12 May 2014

Enchanted Glass

Enchanted Glass  
 Diana Wynne Jones

Andrew Hope inherits Melstone House from his grandfather, along with the old man's field-of-care, which stretches into the countryside around the house and the local town of Melstone. Unfortunately Andrew does not fully understand the implications of what he has taken on. When orphaned Aidan Cain runs away from his foster home and turns up at Melstone House, having been told by his grandmother to go there if he's ever in danger, he brings changes in his wake. Andrew is made to remember some of the magical things his grandfather told him, and comes to understand a dangerous deal made between his ancestor and reclusive neighbour Mr Brown. How does this connect with the beautiful stained glass in Melstone House, and why are there so many people who look similar turning up.
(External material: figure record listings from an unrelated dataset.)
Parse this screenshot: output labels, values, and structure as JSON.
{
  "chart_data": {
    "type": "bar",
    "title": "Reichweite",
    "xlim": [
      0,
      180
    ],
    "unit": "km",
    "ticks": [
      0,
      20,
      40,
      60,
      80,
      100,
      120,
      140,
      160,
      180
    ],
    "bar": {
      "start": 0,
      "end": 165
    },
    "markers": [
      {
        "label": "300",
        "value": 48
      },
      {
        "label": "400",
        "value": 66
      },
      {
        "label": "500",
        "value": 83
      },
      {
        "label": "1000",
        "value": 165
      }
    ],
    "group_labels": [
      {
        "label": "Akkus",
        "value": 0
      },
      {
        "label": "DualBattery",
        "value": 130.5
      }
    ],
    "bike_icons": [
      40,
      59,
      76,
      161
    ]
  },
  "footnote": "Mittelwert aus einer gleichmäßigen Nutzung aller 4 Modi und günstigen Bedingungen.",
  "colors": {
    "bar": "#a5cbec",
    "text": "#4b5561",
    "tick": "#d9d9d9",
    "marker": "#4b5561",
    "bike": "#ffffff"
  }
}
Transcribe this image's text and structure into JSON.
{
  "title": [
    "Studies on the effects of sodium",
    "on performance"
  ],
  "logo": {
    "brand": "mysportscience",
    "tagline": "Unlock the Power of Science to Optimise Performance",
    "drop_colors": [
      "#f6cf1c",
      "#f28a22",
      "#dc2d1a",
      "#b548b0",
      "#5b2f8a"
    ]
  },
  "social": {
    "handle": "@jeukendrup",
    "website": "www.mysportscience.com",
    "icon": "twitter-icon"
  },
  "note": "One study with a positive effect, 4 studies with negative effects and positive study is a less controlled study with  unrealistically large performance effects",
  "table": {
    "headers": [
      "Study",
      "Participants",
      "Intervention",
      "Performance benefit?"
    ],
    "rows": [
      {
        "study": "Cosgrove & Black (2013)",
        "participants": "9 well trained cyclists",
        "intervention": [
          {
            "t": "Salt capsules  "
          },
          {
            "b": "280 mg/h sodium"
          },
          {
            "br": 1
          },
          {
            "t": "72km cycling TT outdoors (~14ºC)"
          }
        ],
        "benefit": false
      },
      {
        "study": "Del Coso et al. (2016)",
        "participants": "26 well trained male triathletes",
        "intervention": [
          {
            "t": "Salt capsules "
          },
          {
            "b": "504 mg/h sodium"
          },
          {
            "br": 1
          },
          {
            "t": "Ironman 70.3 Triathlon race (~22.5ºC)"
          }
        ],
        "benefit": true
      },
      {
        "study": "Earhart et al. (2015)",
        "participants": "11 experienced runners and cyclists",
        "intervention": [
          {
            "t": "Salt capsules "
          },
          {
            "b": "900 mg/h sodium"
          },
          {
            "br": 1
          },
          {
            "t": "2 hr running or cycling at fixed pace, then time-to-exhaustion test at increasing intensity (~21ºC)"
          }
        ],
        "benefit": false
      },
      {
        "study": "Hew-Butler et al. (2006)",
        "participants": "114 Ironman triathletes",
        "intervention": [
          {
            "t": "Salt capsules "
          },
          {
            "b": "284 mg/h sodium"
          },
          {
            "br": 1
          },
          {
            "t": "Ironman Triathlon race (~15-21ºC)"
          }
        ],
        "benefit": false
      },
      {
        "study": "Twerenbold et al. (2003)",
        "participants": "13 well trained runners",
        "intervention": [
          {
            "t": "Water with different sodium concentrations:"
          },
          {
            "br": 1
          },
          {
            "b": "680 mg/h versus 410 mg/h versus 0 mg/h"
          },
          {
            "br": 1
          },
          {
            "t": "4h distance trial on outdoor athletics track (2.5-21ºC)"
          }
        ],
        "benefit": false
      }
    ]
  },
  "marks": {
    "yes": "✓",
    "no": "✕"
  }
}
I'm a big fan of Diana Wynne Jones, having discovered her books as a teenager and reading loads of them, even when I guess I was technically too old for most of them (not that that should be an issue with books, they are designed to be enjoyed whatever your age). Enchanted Glass is a standalone children's book set in a fictional part of rural England, with a brief diversion into London. As with many of Jones's books the setting is one where there seems to be magic, but it is not quite out in the open. Many of the main characters have some form of magic that is inherently linked to their personality - another staple of Jones's work. In the case of Stashe O'Connor it only manifests in small ways, but both Andrew and Aidan have a lot of magical talent, even if neither fully understands what they can do and they have to help each other to discover their powers.

Andrew Hope and Aidan Cain (whose name no one can get right) are the main characters. Man and boy have quite a few similarities. Both had a close relationship with a magical grandparent, both have family issues that are only partly explored. Both can do powerful magic, but aren't quite sure of themselves. Academic Andrew seems very passive and non-confrontational, causing him to have a reputation as an absent-minded professor (not that he is a professor at all). When in fact he arranges things to avoid confrontation and has a very solid presence that he doesn't always reveal. Aidan is a brave kid who runs from London to strangers in Melstone House when weird forces pursue him. He is able to show Andrew a child's-eye view of things, and reminds him of things that he had forgotten when grown up and preoccupied with adult concerns. Stashe O'Connor is the main female character, who is manipulated into helping in Andrew's house by her uncle, but soon proves invaluable at spotting when odd things are happening and sorting out problems.
The book is full of supporting characters from the small town of Melstone. Most of them have the surname Stock (Jones rightly shows that in some parts of England you do find people who aren't directly related who all have the same surname). Andrew's housekeeper and gardener are both determined to keep doing things their way and scheme against him and each other to gain the upper hand. The conflict between these characters is domestic and well written, providing much entertainment as well as contributing to the plot as much as the actions of the main characters. They are perhaps caricatures, but they are bold and memorable.

This is a fun book, full of personality and magic. The plot is well paced and rarely falls into obvious or predictable patterns. It has many of the elements often found in Jones's other stories, including an antagonist who is not immediately apparent, a modern link to folktale characters, magic in unexpected places and people getting on with their lives in the face of the unusual.